Umut verici bir araştırma alanı olmasına rağmen, yoğurt tüketimi ile kaygıyı azaltma arasındaki doğrudan ilişkiyi araştırmak için daha fazla insan denemesine ihtiyaç var.
Tüm yoğurdun probiyotik içermediğini de belirtmek önemlidir.Probiyotiklerin yararları için, bileşen olarak listelenen canlı aktif kültürlere sahip bir yoğurt seçin.
Yeşil çay, beyin sağlığı ve kaygı azaltma üzerindeki olumlu etkileri için araştırılan bir amino asit olan L-theanine içerir.
Çift kör, randomize bir çalışmada, L-theanine içeren bir içecek tüketen katılımcılar, önemli ölçüde daha düşük öznel stres veazalmış kortizol seviyeleri, kaygı ile bağlantılı bir stres hormonu.
Bu etkiler, L-theanine'in sinirlerin aşırı uyarılmasını önleme potansiyelinden kaynaklanıyor olabilir.Ek olarak, L-theanine, anti-anksiyete etkileri olduğu gösterilen nörotransmitterler olan GABA, dopamin ve serotonini artırabilir.
Ayrıca yeşil çay, beyin sağlığını desteklediği önerilen bir antioksidan olan epigallocatechin gallate (EGCG) içerir.Beyindeki GABA'yı da artırarak belirli semptomların azaltılmasında rol oynayabilir.
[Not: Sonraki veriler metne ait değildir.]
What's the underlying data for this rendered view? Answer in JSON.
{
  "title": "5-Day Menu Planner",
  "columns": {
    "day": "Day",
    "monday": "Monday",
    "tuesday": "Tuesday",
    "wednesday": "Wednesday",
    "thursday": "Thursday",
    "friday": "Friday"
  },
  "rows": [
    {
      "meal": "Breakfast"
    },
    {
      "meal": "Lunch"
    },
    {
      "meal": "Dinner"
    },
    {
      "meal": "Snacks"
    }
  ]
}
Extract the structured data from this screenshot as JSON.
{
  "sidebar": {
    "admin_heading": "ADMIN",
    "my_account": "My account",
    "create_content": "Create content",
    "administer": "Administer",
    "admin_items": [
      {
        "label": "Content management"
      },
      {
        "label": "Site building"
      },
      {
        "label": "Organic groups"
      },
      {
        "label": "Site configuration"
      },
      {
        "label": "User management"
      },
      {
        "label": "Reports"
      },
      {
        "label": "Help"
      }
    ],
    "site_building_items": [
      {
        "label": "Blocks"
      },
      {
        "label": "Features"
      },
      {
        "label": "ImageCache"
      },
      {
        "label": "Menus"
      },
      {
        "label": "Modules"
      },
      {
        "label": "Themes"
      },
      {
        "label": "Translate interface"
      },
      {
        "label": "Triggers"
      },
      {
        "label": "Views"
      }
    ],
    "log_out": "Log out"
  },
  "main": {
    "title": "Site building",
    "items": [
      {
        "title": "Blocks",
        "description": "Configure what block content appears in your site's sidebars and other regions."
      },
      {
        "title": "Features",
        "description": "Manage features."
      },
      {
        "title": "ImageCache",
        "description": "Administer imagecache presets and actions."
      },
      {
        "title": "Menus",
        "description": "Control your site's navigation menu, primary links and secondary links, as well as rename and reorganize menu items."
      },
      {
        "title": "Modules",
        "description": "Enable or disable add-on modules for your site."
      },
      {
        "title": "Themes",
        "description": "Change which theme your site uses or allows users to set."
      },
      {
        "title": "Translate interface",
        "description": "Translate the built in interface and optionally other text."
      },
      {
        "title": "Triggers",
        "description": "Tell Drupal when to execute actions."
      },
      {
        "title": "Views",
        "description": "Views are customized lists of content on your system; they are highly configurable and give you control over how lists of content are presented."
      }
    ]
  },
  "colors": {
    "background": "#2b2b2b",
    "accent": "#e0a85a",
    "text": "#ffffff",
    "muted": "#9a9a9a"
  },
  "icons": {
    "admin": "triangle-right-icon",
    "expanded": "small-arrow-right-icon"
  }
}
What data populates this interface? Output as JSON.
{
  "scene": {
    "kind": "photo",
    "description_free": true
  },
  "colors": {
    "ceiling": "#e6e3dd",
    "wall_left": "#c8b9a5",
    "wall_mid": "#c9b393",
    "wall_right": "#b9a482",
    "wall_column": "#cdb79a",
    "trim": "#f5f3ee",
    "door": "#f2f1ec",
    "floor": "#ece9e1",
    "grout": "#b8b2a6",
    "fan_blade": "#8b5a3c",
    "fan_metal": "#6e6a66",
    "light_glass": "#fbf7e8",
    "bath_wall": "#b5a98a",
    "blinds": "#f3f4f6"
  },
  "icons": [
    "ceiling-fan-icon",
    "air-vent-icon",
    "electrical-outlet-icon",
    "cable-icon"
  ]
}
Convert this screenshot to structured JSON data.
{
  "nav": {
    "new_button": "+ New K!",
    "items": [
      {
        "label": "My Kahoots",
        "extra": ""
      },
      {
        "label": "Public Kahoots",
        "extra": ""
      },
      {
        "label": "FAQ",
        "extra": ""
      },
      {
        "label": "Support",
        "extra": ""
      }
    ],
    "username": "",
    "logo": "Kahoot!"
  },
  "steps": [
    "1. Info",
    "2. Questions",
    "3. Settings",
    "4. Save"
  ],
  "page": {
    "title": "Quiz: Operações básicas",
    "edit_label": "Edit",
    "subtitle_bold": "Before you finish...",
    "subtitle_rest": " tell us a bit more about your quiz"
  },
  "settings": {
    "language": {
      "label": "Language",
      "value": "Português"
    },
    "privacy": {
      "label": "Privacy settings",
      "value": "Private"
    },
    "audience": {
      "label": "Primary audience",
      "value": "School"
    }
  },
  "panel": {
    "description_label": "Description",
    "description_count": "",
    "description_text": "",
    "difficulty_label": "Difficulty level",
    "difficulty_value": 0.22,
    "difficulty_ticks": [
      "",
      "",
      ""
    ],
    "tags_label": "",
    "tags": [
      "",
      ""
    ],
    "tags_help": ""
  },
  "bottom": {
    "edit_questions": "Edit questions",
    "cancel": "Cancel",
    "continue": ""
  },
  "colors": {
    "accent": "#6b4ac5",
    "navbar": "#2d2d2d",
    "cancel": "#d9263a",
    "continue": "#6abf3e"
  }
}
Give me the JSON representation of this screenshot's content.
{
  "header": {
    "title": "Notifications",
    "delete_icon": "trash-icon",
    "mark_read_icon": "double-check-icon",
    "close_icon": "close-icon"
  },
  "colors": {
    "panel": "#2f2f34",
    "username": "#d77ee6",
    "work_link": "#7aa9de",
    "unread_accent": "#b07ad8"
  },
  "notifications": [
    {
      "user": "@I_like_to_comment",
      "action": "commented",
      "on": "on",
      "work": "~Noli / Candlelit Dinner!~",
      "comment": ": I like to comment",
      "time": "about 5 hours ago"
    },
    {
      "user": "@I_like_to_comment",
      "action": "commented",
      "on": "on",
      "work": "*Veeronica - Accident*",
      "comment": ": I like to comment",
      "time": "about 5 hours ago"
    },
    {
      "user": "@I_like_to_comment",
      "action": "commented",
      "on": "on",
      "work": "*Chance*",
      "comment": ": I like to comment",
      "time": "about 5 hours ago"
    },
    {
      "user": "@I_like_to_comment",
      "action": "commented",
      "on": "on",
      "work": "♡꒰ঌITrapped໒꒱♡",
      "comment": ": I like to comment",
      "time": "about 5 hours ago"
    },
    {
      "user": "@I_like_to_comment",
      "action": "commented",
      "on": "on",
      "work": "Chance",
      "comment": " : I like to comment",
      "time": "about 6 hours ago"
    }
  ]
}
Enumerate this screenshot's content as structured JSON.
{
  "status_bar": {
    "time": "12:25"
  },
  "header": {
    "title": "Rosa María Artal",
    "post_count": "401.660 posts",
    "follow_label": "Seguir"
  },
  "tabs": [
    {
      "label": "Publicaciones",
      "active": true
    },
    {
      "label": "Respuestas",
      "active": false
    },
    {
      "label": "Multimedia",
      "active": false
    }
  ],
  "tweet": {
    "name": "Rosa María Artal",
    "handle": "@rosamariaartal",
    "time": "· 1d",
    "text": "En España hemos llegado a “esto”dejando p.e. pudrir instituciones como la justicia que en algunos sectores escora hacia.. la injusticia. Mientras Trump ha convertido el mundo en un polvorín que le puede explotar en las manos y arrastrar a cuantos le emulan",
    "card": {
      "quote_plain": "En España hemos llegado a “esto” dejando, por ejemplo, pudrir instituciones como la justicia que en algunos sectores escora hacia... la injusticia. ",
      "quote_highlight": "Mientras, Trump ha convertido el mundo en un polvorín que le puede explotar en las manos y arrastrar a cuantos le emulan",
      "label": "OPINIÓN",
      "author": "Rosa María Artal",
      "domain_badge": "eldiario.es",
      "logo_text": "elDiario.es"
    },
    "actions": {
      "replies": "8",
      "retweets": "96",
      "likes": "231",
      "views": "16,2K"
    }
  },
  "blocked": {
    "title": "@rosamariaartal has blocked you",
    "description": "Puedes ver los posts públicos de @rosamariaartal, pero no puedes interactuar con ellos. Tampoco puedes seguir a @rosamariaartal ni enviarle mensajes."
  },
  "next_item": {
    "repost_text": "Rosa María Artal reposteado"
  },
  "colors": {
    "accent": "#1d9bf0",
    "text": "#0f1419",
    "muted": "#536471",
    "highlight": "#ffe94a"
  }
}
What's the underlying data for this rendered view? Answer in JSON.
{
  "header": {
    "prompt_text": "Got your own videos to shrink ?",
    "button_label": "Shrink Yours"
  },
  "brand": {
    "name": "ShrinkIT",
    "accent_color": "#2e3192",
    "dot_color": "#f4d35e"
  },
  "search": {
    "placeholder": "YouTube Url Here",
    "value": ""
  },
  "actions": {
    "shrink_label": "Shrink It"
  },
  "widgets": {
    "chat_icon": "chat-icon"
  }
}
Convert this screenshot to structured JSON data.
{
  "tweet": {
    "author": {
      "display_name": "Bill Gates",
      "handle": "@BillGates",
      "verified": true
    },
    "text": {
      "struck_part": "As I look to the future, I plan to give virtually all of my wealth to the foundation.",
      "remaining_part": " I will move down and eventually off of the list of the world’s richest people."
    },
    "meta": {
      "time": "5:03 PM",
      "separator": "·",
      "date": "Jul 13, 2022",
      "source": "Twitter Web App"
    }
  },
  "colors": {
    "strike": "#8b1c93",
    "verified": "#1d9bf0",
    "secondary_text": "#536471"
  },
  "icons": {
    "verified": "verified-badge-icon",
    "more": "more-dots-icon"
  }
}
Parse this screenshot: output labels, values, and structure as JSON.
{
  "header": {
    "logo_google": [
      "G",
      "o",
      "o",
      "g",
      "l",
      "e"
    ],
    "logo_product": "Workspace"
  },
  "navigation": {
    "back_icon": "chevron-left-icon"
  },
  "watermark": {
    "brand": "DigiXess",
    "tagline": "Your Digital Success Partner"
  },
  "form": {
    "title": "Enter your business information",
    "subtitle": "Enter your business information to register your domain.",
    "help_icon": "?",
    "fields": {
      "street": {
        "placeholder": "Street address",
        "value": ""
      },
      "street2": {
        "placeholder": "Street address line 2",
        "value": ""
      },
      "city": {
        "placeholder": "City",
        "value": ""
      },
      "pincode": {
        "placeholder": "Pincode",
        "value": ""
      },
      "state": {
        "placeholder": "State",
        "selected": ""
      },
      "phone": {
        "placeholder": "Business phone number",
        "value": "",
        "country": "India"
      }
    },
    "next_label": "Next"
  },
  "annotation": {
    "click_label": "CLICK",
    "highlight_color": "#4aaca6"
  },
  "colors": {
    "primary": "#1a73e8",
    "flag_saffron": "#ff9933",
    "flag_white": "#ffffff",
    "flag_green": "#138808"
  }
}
İlginç bir şekilde, yeşil çayda bulunan L-theanine, EGCG ve diğer bileşiklerin kombinasyonu, sakinliği arttırmada ve kaygıyı hafifletmede sinerjik bir rol oynuyor gibi görünmektedir ve birlikte ayrı bileşenlerden daha etkili olabilir.
Bu, günde birkaç fincan yeşil çay içmenin neden daha az psikolojik sıkıntı ile ilişkili olduğunu düşündürebilir.